U.S. natural gas futures rose about 2% on Thursday on forecasts for colder weather and higher heating use over the next two weeks, and as record gas prices in Europe and Asia keep demand for U.S. liquefied natural gas (LNG) exports strong.

That U.S. price increase occurred despite near record-high U.S. gas production and an expected, smaller-than-usual storage withdrawal last week due to mild weather.

The U.S. Energy Information Administration (EIA) said utilities pulled 88 billion cubic feet (bcf) of gas from storage during the week ended Dec. 10.

That was close to the 86-bcf decline that analysts had forecast in a Reuters poll and compared with a draw of 118 bcf in the same week last year and a five-year (2016-2020) average decline of 114 bcf.

Last week’s withdrawal reduced stockpiles to 3.417 trillion cubic feet (tcf), or 1.8% below the five-year average of 3.481 tcf for this time of the year.
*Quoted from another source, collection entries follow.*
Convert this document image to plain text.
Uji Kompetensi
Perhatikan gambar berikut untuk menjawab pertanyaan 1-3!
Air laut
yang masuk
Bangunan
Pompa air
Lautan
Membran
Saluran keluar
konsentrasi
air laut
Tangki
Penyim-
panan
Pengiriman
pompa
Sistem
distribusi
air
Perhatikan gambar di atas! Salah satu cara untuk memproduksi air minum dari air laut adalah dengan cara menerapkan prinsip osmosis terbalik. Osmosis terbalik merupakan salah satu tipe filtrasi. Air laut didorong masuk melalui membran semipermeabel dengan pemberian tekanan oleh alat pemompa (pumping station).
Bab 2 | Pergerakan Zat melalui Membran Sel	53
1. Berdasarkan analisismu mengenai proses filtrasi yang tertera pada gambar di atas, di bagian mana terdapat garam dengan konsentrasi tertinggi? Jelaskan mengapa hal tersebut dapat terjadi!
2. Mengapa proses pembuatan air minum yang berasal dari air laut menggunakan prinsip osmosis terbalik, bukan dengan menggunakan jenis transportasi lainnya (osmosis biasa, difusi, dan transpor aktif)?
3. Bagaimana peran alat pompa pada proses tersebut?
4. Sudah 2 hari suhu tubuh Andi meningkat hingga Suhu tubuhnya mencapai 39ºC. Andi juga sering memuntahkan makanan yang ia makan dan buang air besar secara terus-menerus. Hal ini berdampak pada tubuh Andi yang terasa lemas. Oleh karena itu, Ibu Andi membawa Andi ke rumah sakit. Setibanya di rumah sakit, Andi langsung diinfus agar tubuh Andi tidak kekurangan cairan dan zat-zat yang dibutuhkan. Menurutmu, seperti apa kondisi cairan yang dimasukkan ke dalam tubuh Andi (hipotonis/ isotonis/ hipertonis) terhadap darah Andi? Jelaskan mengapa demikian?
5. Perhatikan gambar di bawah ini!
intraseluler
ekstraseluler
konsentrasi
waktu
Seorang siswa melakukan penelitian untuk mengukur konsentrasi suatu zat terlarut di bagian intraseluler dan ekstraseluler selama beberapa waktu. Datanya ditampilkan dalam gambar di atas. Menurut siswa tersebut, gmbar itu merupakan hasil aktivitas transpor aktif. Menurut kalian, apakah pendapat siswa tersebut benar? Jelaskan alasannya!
Looking ahead, many analysts said milder-than-normal weather in December will cause U.S. utilities to leave enough gas in storage to allow stockpiles to reach above-normal levels in a week or two, the first above-normal storage levels since April.

Front-month gas futures were up 7.9 cents, or 2.1%, to $3.881 per million British thermal units at 10:37 a.m. EST (1537 GMT).

Global gas prices have repeatedly soared to all-time highs over the last few months as utilities around the world scrambled for LNG cargoes to replenish low stockpiles in Europe and meet surging demand in Asia, where energy shortfalls caused power blackouts in China.

U.S. futures jumped to a 12-year high of more than $6 per mmBtu in early October, but have retreated because the United States has plenty of gas in storage and ample production for winter. Overseas prices were trading about 11 times higher than U.S. futures.

Analysts have said European inventories were about 20% below normal for this time of year, compared with just 3% below normal in the United States.

Data provider Refinitiv said output in the U.S. Lower 48 states has averaged 96.56 billion cubic feet per day (bcfd) so far in December, just over November’s monthly record of 96.54 bcfd.

Refinitiv projected average U.S. gas demand, including exports, would jump from 109.4 bcfd this week to 118.8 bcfd next week as the weather turns seasonally colder. The forecast for next week was higher than Refinitiv’s outlook on Wednesday.

The amount of gas flowing to U.S. LNG export plants has averaged 11.8 bcfd so far in December, now that the sixth train at Cheniere Energy Inc’s Sabine Pass plant in Louisiana is producing LNG. That compares to 11.4 bcfd in November and a monthly record of 11.5 bcfd in April.

This month’s record-setting LNG feed gas occurred despite reductions this week at Sabine Pass and Freeport LNG’s export plant in Texas.

With gas prices around $44 per mmBtu in Europe and $43 in Asia, compared with about $4 in the United States, traders said buyers around the world would keep purchasing all the LNG the United States can produce.